G-NeRF: Geometry-enhanced Novel View Synthesis from Single-View Images
Zixiong Huang, Qi Chen, Libo Sun, Yifan Yang, Naizhou Wang, Mingkui Tan, Qi Wu
TL;DR
G-NeRF introduces a geometry-driven pipeline for single-shot novel view synthesis by leveraging geometry priors from an off-the-shelf 3D GAN (EG3D) through Geometry-guided Multi-View Synthesis (GMVS) and enforcing depth-aware learning via a depth-aware discriminator (DaT). A truncation-based sampling strategy balances identity diversity and geometric fidelity in synthetic multi-view data, while a depth-guided adversarial objective provides depth-consistent supervision for real-world single-view inputs. Experiments on FFHQ, AFHQv2-Cats, and CelebAMask-HQ demonstrate improved depth accuracy, identity preservation, and view-consistency over single-view baselines such as Pix2NeRF, with favorable inference speed compared to GAN-inversion methods. The approach achieves high-fidelity 3D-consistent renderings without test-time optimization and highlights the practical potential of combining 3D GAN priors with NeRF-based rendering for scalable, single-view 3D synthesis.
Abstract
Novel view synthesis aims to generate new view images of a given view image collection. Recent attempts address this problem relying on 3D geometry priors (e.g., shapes, sizes, and positions) learned from multi-view images. However, such methods encounter the following limitations: 1) they require a set of multi-view images as training data for a specific scene (e.g., face, car or chair), which is often unavailable in many real-world scenarios; 2) they fail to extract the geometry priors from single-view images due to the lack of multi-view supervision.

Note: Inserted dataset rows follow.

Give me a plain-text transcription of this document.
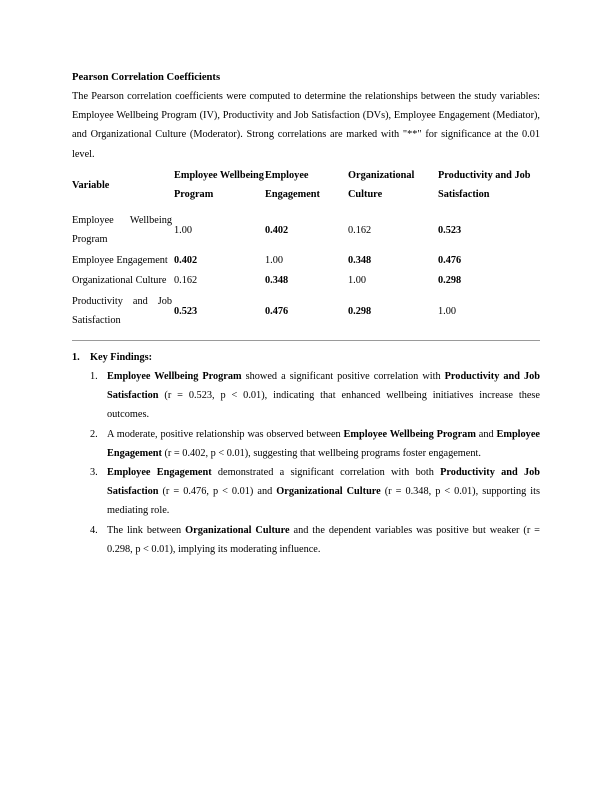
Pearson Correlation Coefficients

The Pearson correlation coefficients were computed to determine the relationships between the study variables: Employee Wellbeing Program (IV), Productivity and Job Satisfaction (DVs), Employee Engagement (Mediator), and Organizational Culture (Moderator). Strong correlations are marked with "**" for significance at the 0.01 level.

Variable	Employee Wellbeing Program	Employee Engagement	Organizational Culture	Productivity and Job Satisfaction
Employee Wellbeing Program	1.00	0.402	0.162	0.523
Employee Engagement	0.402	1.00	0.348	0.476
Organizational Culture	0.162	0.348	1.00	0.298
Productivity and Job Satisfaction	0.523	0.476	0.298	1.00
1. Key Findings:
1. Employee Wellbeing Program showed a significant positive correlation with Productivity and Job Satisfaction (r = 0.523, p < 0.01), indicating that enhanced wellbeing initiatives increase these outcomes.
2. A moderate, positive relationship was observed between Employee Wellbeing Program and Employee Engagement (r = 0.402, p < 0.01), suggesting that wellbeing programs foster engagement.
3. Employee Engagement demonstrated a significant correlation with both Productivity and Job Satisfaction (r = 0.476, p < 0.01) and Organizational Culture (r = 0.348, p < 0.01), supporting its mediating role.
4. The link between Organizational Culture and the dependent variables was positive but weaker (r = 0.298, p < 0.01), implying its moderating influence.
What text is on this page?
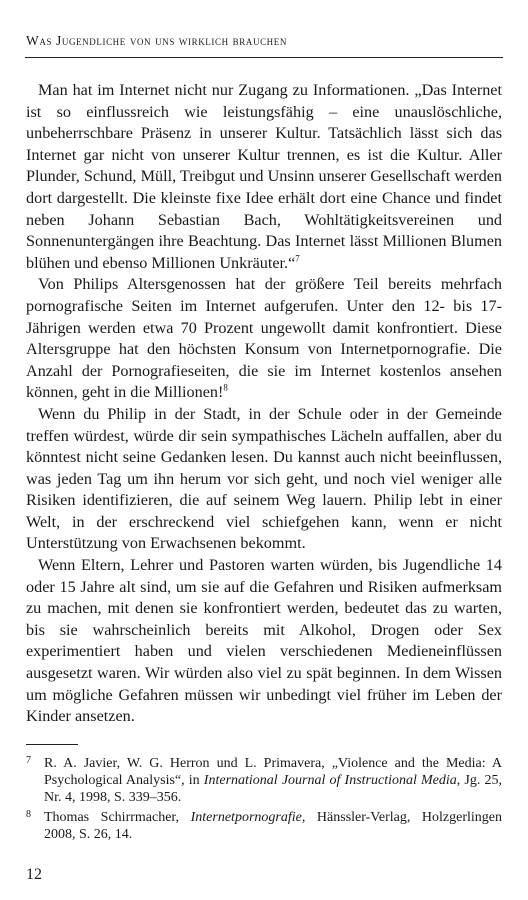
Was Jugendliche von uns wirklich brauchen

Man hat im Internet nicht nur Zugang zu Informationen. „Das Internet ist so einflussreich wie leistungsfähig – eine unauslöschliche, unbeherrschbare Präsenz in unserer Kultur. Tatsächlich lässt sich das Internet gar nicht von unserer Kultur trennen, es ist die Kultur. Aller Plunder, Schund, Müll, Treibgut und Unsinn unserer Gesellschaft werden dort dargestellt. Die kleinste fixe Idee erhält dort eine Chance und findet neben Johann Sebastian Bach, Wohltätigkeitsvereinen und Sonnenuntergängen ihre Beachtung. Das Internet lässt Millionen Blumen blühen und ebenso Millionen Unkräuter.“$^7$

Von Philips Altersgenossen hat der größere Teil bereits mehrfach pornografische Seiten im Internet aufgerufen. Unter den 12- bis 17-Jährigen werden etwa 70 Prozent ungewollt damit konfrontiert. Diese Altersgruppe hat den höchsten Konsum von Internetpornografie. Die Anzahl der Pornografieseiten, die sie im Internet kostenlos ansehen können, geht in die Millionen!$^8$

Wenn du Philip in der Stadt, in der Schule oder in der Gemeinde treffen würdest, würde dir sein sympathisches Lächeln auffallen, aber du könntest nicht seine Gedanken lesen. Du kannst auch nicht beeinflussen, was jeden Tag um ihn herum vor sich geht, und noch viel weniger alle Risiken identifizieren, die auf seinem Weg lauern. Philip lebt in einer Welt, in der erschreckend viel schiefgehen kann, wenn er nicht Unterstützung von Erwachsenen bekommt.

Wenn Eltern, Lehrer und Pastoren warten würden, bis Jugendliche 14 oder 15 Jahre alt sind, um sie auf die Gefahren und Risiken aufmerksam zu machen, mit denen sie konfrontiert werden, bedeutet das zu warten, bis sie wahrscheinlich bereits mit Alkohol, Drogen oder Sex experimentiert haben und vielen verschiedenen Medieneinflüssen ausgesetzt waren. Wir würden also viel zu spät beginnen. In dem Wissen um mögliche Gefahren müssen wir unbedingt viel früher im Leben der Kinder ansetzen.

7 R. A. Javier, W. G. Herron und L. Primavera, „Violence and the Media: A Psychological Analysis“, in International Journal of Instructional Media, Jg. 25, Nr. 4, 1998, S. 339–356.
8 Thomas Schirrmacher, Internetpornografie, Hänssler-Verlag, Holzgerlingen 2008, S. 26, 14.
12
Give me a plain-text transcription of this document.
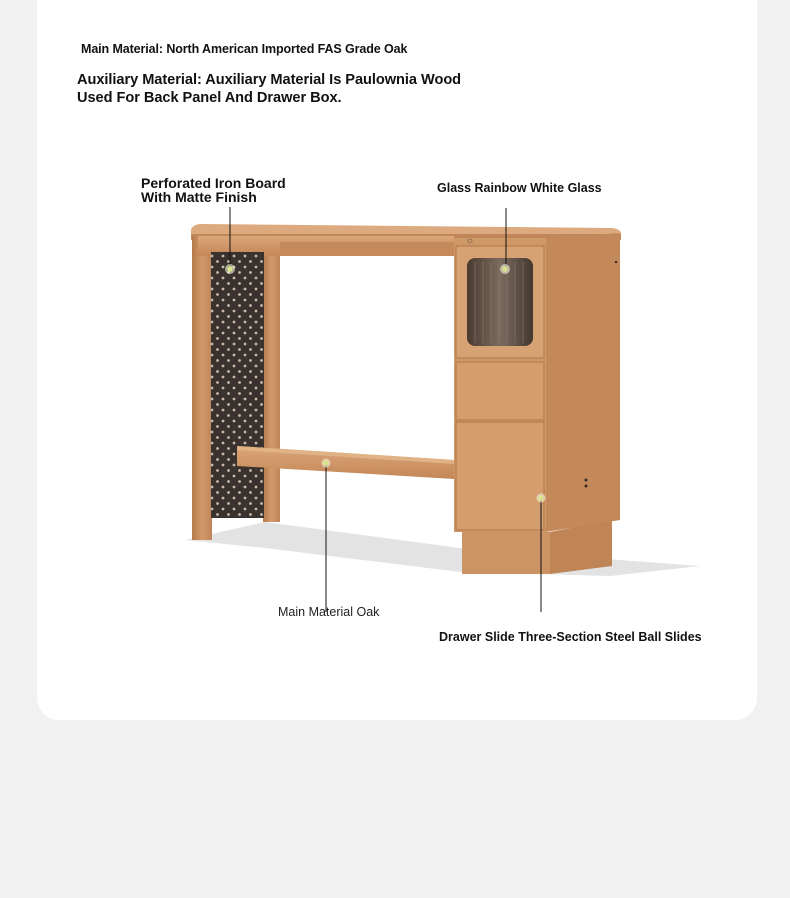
Main Material: North American Imported FAS Grade Oak

Auxiliary Material: Auxiliary Material Is Paulownia Wood
Used For Back Panel And Drawer Box.

Perforated Iron Board
With Matte Finish

Glass Rainbow White Glass

Main Material Oak

Drawer Slide Three-Section Steel Ball Slides
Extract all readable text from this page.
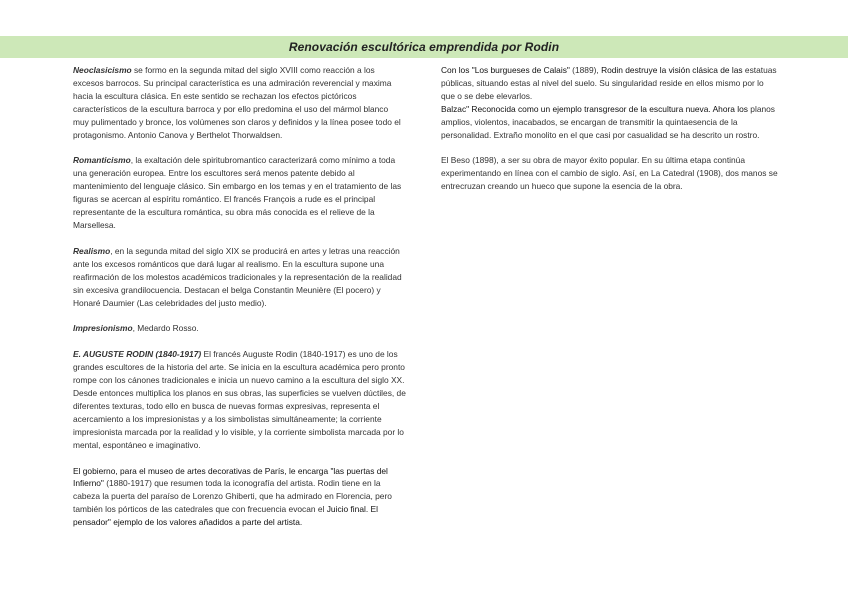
Renovación escultórica emprendida por Rodin

Neoclasicismo se formo en la segunda mitad del siglo XVIII como reacción a los excesos barrocos. Su principal característica es una admiración reverencial y maxima hacia la escultura clásica. En este sentido se rechazan los efectos pictóricos característicos de la escultura barroca y por ello predomina el uso del mármol blanco muy pulimentado y bronce, los volúmenes son claros y definidos y la línea posee todo el protagonismo. Antonio Canova y Berthelot Thorwaldsen.

Romanticismo, la exaltación dele spiritubromantico caracterizará como mínimo a toda una generación europea. Entre los escultores será menos patente debido al mantenimiento del lenguaje clásico. Sin embargo en los temas y en el tratamiento de las figuras se acercan al espíritu romántico. El francés François a rude es el principal representante de la escultura romántica, su obra más conocida es el relieve de la Marsellesa.

Realismo, en la segunda mitad del siglo XIX se producirá en artes y letras una reacción ante los excesos románticos que dará lugar al realismo. En la escultura supone una reafirmación de los molestos académicos tradicionales y la representación de la realidad sin excesiva grandilocuencia. Destacan el belga Constantin Meunière (El pocero) y Honaré Daumier (Las celebridades del justo medio).

Impresionismo, Medardo Rosso.

E. AUGUSTE RODIN (1840-1917) El francés Auguste Rodin (1840-1917) es uno de los grandes escultores de la historia del arte. Se inicia en la escultura académica pero pronto rompe con los cánones tradicionales e inicia un nuevo camino a la escultura del siglo XX. Desde entonces multiplica los planos en sus obras, las superficies se vuelven dúctiles, de diferentes texturas, todo ello en busca de nuevas formas expresivas, representa el acercamiento a los impresionistas y a los simbolistas simultáneamente; la corriente impresionista marcada por la realidad y lo visible, y la corriente simbolista marcada por lo mental, espontáneo e imaginativo.

El gobierno, para el museo de artes decorativas de París, le encarga "las puertas del Infierno" (1880-1917) que resumen toda la iconografía del artista. Rodin tiene en la cabeza la puerta del paraíso de Lorenzo Ghiberti, que ha admirado en Florencia, pero también los pórticos de las catedrales que con frecuencia evocan el Juicio final. El pensador" ejemplo de los valores añadidos a parte del artista.

Con los "Los burgueses de Calais" (1889), Rodin destruye la visión clásica de las estatuas públicas, situando estas al nivel del suelo. Su singularidad reside en ellos mismo por lo que o se debe elevarlos.

Balzac" Reconocida como un ejemplo transgresor de la escultura nueva. Ahora los planos amplios, violentos, inacabados, se encargan de transmitir la quintaesencia de la personalidad. Extraño monolito en el que casi por casualidad se ha descrito un rostro.

El Beso (1898), a ser su obra de mayor éxito popular. En su última etapa continúa experimentando en línea con el cambio de siglo. Así, en La Catedral (1908), dos manos se entrecruzan creando un hueco que supone la esencia de la obra.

In this paper, we propose a Geometry-enhanced NeRF (G-NeRF), which seeks to enhance the geometry priors by a geometry-guided multi-view synthesis approach, followed by a depth-aware training. In the synthesis process, inspired that existing 3D GAN models can unconditionally synthesize high-fidelity multi-view images, we seek to adopt off-the-shelf 3D GAN models, such as EG3D, as a free source to provide geometry priors through synthesizing multi-view data. Simultaneously, to further improve the geometry quality of the synthetic data, we introduce a truncation method to effectively sample latent codes within 3D GAN models. To tackle the absence of multi-view supervision for single-view images, we design the depth-aware training approach, incorporating a depth-aware discriminator to guide geometry priors through depth maps. Experiments demonstrate the effectiveness of our method in terms of both qualitative and quantitative results.